State wants fed court to stop Tribal Court from hearing elk case

YAKIMA, Wash. — The state is asking a federal court to block the Yakama Nation Tribal Court from hearing a lawsuit pitting a tribal member against the state Department of Fish and Wildlife.

Earlier this month, the Tribal Court ruled it had jurisdiction to hear a civil lawsuit brought by a tribal member who maintains the Wildlife Department is responsible for preventing an elk herd from damaging a sacred burial site.

The site is on private land east of Ellensburg near the state’s Colockum Wildlife Area. The attorneys for the Wildlife Department originally asked the Tribal Court to dismiss the lawsuit, arguing it lacked authority over the off-reservation site and the state officials named in the suit.

But Chief Judge Ted Strong ruled that tribal members have the right to seek protection of ancient burial sites, even off-reservation, and ordered both sides to hold a settlement hearing.

Monday, the state Attorney General’s Office responded by filing a complaint in the U.S. District Court in Eastern Washington seeking to block the Tribal Court case from continuing on grounds the court lacks jurisdiction.

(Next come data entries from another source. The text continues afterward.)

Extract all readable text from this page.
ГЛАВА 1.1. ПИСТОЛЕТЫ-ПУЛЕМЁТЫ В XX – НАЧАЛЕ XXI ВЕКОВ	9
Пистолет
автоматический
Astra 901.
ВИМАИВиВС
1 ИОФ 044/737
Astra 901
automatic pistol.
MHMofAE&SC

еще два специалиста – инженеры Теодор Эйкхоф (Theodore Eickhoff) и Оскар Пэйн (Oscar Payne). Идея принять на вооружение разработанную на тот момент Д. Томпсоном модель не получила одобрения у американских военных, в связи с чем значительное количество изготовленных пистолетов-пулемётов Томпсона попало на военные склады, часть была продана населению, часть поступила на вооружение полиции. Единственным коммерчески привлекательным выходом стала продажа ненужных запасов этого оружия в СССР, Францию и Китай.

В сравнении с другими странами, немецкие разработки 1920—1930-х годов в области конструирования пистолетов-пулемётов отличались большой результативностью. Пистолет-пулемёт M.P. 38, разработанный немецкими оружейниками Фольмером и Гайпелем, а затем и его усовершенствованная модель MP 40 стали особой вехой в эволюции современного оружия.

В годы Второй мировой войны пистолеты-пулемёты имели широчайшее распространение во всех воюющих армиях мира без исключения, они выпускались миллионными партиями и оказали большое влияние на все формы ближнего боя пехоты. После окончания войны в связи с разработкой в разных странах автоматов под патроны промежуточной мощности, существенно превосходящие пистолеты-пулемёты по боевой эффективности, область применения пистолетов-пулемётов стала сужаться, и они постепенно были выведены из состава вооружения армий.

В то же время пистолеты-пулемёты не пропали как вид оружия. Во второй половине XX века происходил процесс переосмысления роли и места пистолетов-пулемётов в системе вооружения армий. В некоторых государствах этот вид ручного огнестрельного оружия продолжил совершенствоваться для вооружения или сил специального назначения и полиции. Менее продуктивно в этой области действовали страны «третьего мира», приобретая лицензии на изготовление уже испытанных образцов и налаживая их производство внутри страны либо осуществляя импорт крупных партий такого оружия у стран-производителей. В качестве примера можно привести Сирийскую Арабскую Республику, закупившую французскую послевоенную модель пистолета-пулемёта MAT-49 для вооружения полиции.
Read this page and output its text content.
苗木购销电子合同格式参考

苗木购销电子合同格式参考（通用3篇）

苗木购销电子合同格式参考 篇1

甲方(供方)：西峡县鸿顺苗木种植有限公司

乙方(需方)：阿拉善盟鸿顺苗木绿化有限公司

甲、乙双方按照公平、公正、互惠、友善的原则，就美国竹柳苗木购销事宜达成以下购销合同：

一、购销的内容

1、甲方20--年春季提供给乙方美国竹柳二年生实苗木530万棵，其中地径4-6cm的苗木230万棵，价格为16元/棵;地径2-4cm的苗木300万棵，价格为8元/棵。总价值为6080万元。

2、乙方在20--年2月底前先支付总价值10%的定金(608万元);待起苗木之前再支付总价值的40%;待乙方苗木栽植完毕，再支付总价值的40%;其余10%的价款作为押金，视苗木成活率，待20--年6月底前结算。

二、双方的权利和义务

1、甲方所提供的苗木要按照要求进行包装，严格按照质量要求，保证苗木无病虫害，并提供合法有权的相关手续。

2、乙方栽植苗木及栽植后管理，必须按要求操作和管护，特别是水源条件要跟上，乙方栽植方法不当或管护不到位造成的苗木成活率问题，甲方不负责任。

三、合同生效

In the filing documents, the state’s attorneys say the lawsuit is the first time the Wildlife Department was notified the elk were damaging burial grounds, although they had been working with the landowner who was concerned about the elk damaging her pastures.

Unhappy with the options offered by wildlife staff last year, the landowner invited two enrolled Yakamas to her property to hunt in hopes that it would scare off the herd. However, the two hunters and the landowner were subsequently charged with felony unlawful hunting for allegedly shooting several elk without proper permits. The tribal members’ treaty rights to hunt outside the state-set seasons do not extend to private land under state law.

One of those hunters, Ricky Watlamet, also known as Shay-Ya-Boon-Il-Pilpsh, later filed the lawsuit against the state after seeing the damage to the property.

State attorneys claim that Watlamet filed his lawsuit in Tribal Court to “harass state officials in a bad faith attempt to create leverage in the criminal proceedings against him and his co-defendants.”

Watlamet’s attorney, Jack Fiander, filed a motion Tuesday, asking the federal court to dismiss the state’s case. He argued the precedent is to let the Tribal Court case play out before the question of jurisdiction is brought to the federal court.